JR山田線不通区間 三陸鉄道移管受け入れへ

 東日本大震災津波で被災し、現在も不通となっているJR山田線宮古~釜石間(55.4キロ)について、平成26年12月26日(金)、達増知事と宮古市の山本正徳市長、三陸鉄道の望月正彦社長らは、JR東日本の冨田哲郎社長や幹部らと会談し、三陸鉄道への運行の移管を正式に受け入れることを伝えました。

 譲渡にあたり、JR東日本は、復旧費140億円を負担する他、移管に伴い想定される赤字や運賃差額の補てん等を含めた協力金として30億円を負担することや、車両の無償譲渡、レール設備の強化等について支援することを提案していました。

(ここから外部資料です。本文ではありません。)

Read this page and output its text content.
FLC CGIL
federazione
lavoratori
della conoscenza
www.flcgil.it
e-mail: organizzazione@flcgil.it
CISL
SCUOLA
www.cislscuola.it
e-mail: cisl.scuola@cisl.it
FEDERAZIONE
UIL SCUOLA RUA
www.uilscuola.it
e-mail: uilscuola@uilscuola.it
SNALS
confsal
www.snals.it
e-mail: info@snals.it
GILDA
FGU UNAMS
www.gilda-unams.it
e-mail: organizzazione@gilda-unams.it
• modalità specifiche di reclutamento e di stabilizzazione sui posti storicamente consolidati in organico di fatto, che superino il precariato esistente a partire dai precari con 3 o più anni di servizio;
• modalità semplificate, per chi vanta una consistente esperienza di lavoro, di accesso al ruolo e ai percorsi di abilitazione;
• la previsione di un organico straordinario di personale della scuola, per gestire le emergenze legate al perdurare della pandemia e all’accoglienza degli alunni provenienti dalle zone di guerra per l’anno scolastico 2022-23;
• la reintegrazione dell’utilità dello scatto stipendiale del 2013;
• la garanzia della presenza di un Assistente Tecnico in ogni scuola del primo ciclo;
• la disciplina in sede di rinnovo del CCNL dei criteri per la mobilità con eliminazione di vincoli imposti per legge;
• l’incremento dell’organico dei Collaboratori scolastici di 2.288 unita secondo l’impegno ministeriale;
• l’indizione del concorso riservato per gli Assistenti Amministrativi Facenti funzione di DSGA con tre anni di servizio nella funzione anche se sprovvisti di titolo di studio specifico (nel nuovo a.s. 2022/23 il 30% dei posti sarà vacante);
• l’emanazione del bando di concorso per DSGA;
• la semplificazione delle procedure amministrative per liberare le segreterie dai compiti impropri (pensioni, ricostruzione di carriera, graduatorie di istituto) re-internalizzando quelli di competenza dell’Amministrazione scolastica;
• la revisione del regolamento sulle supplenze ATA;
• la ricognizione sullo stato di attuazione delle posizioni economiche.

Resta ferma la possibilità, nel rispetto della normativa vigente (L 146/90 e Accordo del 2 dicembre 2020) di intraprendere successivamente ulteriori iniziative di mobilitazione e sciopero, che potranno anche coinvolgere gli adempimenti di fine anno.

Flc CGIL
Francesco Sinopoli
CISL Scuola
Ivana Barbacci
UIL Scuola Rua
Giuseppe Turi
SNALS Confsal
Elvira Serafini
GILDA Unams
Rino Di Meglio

 これにより沿岸部の鉄道網は、三陸鉄道の北リアス線と南リアス線を含め、久慈駅から大船渡市の盛駅まで1本の線路で結ばれることになり、利便性が向上するとともに、三陸沿岸の復興と観光の振興につながると期待されています。

 

沿岸地域をカレンダーで紹介 観光PRを復興支援に

 2015年を迎え、沿岸各地の観光PRと支援を目的としたカレンダーが製作されました。

 宮古観光文化交流会は、ポスターサイズの「宮古おもてなしカレンダー」2000部を製作。これは宮古の魅力をPRし、おもてなしの心を伝えようと毎年製作されているもので、今年は宮古市の景勝地・浄土ケ浜の写真が選ばれ、JR宮古駅前の総合観光案内所などで無料配布されました。

 一方、JR東日本盛岡支社は、SL銀河のカレンダーを発売。SL銀河は、JR東日本が東日本大震災の復興支援として42年ぶりに釜石線で復活させたもので、カレンダーではSLの走る沿線の四季折々の風景の写真などで構成されています。カレンダーは盛岡駅や釜石線の花巻、遠野、釜石の各駅、東北新幹線の新花巻駅で販売しています。

 また、環境省は日本の国立公園の魅力を国内外にPRするためのカレンダーを製作。日本の美しい風景を紹介する中で、3月には大船渡市の碁石海岸を代表する穴通磯を掲載。環境省のサイトからダウンロードができます。